His mother’s questions made him snarl. ‘Oh, nowheres!’ At other times he would tell her, ‘Oh, t’ see some friends ‘a mine! Where d’ yeh s’pose?’

Finally, some of the women of the tenement concluded that the little old mother had a wild son. They came to condole with her. They sat in the kitchen for hours. She told them of his wit, his cleverness, his kind heart.

CHAPTER XIII

Table of Contents

At a certain time Kelcey discovered that some young men who stood in the cinders between a brick wall and the pavement, and near the side-door of a corner saloon, knew more about life than other people. They used to lean there smoking and chewing, and comment upon events and persons. They knew the neighbourhood extremely well. They debated upon small typical things that transpired before them, until they had extracted all the information that existence contained. They sometimes inaugurated little fights with foreigners or well-dressed men. It was here that Sapristi Glielmi, the pedlar, stabbed Pete Brady to death, for which he got a life-sentence.
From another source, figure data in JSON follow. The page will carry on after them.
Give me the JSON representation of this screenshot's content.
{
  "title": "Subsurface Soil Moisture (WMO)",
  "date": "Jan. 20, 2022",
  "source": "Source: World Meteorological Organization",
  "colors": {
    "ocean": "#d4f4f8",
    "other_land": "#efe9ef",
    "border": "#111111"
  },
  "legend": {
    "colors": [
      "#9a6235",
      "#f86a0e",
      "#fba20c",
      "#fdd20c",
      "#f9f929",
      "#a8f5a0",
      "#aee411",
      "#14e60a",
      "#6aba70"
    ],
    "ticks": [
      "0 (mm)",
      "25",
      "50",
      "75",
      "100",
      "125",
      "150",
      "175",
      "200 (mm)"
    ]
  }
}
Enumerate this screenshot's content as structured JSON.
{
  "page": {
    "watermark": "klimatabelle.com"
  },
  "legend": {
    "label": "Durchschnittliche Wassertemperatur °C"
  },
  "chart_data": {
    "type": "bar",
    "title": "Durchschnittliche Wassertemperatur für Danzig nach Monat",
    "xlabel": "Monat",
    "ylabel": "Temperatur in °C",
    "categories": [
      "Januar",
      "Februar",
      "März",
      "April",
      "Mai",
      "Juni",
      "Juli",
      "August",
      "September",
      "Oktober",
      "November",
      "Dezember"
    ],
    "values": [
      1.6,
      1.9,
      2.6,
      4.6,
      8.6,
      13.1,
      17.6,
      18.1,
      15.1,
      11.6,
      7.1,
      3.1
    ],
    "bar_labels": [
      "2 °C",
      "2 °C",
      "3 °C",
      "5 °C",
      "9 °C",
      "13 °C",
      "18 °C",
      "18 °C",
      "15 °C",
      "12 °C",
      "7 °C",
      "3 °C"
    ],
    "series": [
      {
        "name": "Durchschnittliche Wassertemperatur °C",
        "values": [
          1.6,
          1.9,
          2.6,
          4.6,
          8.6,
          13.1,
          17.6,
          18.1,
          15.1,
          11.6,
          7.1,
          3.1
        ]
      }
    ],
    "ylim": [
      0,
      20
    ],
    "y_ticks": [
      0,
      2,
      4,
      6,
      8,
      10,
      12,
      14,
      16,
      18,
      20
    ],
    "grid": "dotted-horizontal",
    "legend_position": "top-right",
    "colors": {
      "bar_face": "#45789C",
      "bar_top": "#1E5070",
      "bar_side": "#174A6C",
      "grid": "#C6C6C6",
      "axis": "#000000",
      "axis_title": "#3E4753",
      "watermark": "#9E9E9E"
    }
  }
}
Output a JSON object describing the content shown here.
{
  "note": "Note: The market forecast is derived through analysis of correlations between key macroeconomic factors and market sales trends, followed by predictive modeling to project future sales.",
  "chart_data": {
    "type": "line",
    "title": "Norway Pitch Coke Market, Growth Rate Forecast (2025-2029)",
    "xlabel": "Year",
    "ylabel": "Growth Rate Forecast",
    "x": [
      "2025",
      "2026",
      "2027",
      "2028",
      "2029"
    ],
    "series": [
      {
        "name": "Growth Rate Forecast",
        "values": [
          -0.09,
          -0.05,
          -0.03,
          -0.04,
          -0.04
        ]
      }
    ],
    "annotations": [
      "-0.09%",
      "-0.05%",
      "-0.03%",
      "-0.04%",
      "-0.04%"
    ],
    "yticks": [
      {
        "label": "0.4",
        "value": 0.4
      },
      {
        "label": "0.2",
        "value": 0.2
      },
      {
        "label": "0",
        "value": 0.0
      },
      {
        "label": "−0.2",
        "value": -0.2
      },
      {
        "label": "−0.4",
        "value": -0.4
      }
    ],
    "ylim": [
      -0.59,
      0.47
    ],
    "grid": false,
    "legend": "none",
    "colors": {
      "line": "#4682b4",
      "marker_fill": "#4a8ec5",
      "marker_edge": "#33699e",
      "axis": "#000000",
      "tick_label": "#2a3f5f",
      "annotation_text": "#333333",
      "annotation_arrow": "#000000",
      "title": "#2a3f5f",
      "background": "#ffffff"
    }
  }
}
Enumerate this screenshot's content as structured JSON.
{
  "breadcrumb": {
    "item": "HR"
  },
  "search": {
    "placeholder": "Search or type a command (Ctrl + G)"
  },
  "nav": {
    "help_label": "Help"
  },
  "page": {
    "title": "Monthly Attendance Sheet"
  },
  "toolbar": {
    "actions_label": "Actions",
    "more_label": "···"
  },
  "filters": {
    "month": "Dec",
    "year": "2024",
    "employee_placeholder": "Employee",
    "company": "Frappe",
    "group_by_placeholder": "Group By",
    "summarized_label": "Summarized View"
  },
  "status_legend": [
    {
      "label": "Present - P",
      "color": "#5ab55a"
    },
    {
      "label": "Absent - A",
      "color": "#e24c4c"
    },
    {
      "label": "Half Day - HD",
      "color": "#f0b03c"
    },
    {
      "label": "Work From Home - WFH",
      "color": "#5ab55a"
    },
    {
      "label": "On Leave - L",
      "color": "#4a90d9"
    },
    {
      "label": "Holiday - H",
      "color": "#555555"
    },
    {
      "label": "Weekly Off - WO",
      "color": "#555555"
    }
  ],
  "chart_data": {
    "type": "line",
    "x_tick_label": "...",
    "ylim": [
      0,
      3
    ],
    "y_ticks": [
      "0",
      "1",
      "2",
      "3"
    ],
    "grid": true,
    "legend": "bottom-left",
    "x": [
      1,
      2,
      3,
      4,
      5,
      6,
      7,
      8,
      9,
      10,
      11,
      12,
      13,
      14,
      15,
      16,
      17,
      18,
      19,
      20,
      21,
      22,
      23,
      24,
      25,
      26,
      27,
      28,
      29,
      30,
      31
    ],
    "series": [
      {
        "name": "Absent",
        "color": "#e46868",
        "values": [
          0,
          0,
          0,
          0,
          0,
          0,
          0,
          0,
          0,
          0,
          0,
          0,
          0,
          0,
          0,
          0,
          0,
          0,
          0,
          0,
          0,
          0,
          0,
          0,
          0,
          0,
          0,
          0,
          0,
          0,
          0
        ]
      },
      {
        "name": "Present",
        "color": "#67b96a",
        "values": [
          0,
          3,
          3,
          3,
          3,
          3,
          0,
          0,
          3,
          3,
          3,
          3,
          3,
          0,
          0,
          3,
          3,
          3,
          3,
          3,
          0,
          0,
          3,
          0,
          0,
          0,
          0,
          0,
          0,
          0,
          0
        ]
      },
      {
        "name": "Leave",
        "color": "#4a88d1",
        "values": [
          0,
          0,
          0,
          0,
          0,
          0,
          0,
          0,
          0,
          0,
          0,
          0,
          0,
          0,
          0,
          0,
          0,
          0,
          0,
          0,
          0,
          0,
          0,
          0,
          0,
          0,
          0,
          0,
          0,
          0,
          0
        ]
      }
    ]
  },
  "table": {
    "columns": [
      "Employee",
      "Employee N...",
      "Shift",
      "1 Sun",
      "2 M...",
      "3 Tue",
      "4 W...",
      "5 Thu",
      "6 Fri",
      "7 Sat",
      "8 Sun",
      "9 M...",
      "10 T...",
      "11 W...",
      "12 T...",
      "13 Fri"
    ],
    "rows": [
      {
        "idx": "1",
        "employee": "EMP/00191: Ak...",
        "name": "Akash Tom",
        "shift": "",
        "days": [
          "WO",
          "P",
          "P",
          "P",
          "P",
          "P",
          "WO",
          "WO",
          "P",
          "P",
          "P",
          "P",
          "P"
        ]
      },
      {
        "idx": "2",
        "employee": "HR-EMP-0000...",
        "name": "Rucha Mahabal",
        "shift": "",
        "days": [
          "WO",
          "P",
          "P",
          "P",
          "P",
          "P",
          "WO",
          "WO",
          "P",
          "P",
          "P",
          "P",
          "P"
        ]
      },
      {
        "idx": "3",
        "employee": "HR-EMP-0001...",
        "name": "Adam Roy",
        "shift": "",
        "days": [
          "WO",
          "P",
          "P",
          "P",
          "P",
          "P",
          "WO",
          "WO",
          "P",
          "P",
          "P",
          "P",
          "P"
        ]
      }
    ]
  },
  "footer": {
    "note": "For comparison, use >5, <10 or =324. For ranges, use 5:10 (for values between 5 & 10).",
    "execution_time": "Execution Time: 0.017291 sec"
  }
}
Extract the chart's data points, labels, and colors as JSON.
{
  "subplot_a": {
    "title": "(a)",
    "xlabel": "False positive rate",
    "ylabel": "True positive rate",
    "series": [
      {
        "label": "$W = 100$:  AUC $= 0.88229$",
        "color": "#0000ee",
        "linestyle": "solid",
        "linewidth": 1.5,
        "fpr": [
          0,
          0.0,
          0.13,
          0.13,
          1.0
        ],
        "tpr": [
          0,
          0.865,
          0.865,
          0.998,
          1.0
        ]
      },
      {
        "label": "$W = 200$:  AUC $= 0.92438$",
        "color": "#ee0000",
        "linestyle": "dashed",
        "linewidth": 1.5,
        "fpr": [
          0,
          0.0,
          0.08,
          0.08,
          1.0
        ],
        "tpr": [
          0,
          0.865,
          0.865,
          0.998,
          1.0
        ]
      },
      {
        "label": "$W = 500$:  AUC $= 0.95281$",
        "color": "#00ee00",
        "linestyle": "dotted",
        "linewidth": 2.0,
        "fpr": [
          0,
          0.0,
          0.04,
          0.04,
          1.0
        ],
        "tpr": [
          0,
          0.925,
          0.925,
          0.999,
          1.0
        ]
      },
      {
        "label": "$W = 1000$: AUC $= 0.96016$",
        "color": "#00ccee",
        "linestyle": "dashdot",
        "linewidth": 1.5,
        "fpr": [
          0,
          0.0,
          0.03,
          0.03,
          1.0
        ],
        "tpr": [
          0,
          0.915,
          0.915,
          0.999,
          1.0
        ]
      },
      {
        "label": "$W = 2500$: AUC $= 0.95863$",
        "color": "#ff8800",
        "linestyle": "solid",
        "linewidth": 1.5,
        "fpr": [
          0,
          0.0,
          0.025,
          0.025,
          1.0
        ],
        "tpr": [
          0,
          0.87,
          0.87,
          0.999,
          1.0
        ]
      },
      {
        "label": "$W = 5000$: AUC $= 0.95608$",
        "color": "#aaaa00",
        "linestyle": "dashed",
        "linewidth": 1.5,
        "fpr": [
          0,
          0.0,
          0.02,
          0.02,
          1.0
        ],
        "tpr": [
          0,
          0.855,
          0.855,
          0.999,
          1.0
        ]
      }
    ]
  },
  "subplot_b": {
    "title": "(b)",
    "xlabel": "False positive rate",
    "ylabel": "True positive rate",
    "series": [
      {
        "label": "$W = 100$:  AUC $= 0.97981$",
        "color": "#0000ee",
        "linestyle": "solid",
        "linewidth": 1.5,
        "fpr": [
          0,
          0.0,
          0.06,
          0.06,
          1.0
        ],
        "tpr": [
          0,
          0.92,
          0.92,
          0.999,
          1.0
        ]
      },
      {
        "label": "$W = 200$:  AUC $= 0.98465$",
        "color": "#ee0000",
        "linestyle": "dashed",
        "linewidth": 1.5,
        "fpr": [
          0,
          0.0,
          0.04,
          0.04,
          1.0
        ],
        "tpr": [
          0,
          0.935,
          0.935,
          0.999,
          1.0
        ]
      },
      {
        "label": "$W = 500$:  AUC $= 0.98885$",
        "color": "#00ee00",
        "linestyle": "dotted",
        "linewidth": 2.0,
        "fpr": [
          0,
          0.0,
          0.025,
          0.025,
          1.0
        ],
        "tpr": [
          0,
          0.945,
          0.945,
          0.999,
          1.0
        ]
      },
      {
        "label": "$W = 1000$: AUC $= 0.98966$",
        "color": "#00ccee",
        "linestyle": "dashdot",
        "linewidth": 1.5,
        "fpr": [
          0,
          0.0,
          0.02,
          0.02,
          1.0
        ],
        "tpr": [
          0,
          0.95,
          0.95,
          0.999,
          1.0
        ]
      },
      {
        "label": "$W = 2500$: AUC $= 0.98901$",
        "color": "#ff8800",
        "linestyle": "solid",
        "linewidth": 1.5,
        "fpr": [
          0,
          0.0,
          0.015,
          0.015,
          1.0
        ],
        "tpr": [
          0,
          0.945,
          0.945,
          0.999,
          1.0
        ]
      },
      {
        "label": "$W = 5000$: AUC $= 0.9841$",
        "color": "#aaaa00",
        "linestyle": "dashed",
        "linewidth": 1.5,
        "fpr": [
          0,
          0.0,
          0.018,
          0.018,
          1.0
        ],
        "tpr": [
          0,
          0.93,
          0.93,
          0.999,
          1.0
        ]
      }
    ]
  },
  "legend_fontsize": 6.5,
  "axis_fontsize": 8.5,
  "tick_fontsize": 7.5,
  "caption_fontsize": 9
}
Each patron of the saloon was closely scrutinized as he entered the place.

Sometimes they used to throng upon the heels of a man, and in at the bar assert that he had asked them in to drink. When he objected, they would claim with one voice that it was too deep an insult, and gather about to thrash him. When they had caught chance customers and absolute strangers, the barkeeper had remained in stolid neutrality, ready to serve one or seven, but two or three times they had encountered the wrong men. Finally, the proprietor had come out one morning and told them in the fearless way of his class that their pastime must cease.

‘It quits right here! See? Right here! Th’ nex’ time yeh try t’ work it, I come with th’ bung-starter, an’ th’ mugs I miss with it git pulled. See? It quits!’ Infrequently, however, men did ask them in to drink.

The policeman of that beat grew dignified and shrewd whenever he approached this corner. Sometimes he stood with his hands behind his back and cautiously conversed with them. It was understood on both sides that it was a good thing to be civil.

In winter this band, a trifle diminished in numbers, huddled in their old coats and stamped little flat places in the snow, their faces turned always toward the changing life in the streets. In the summer they became more lively. Sometimes, then, they walked out to the kerb to look up and down the street.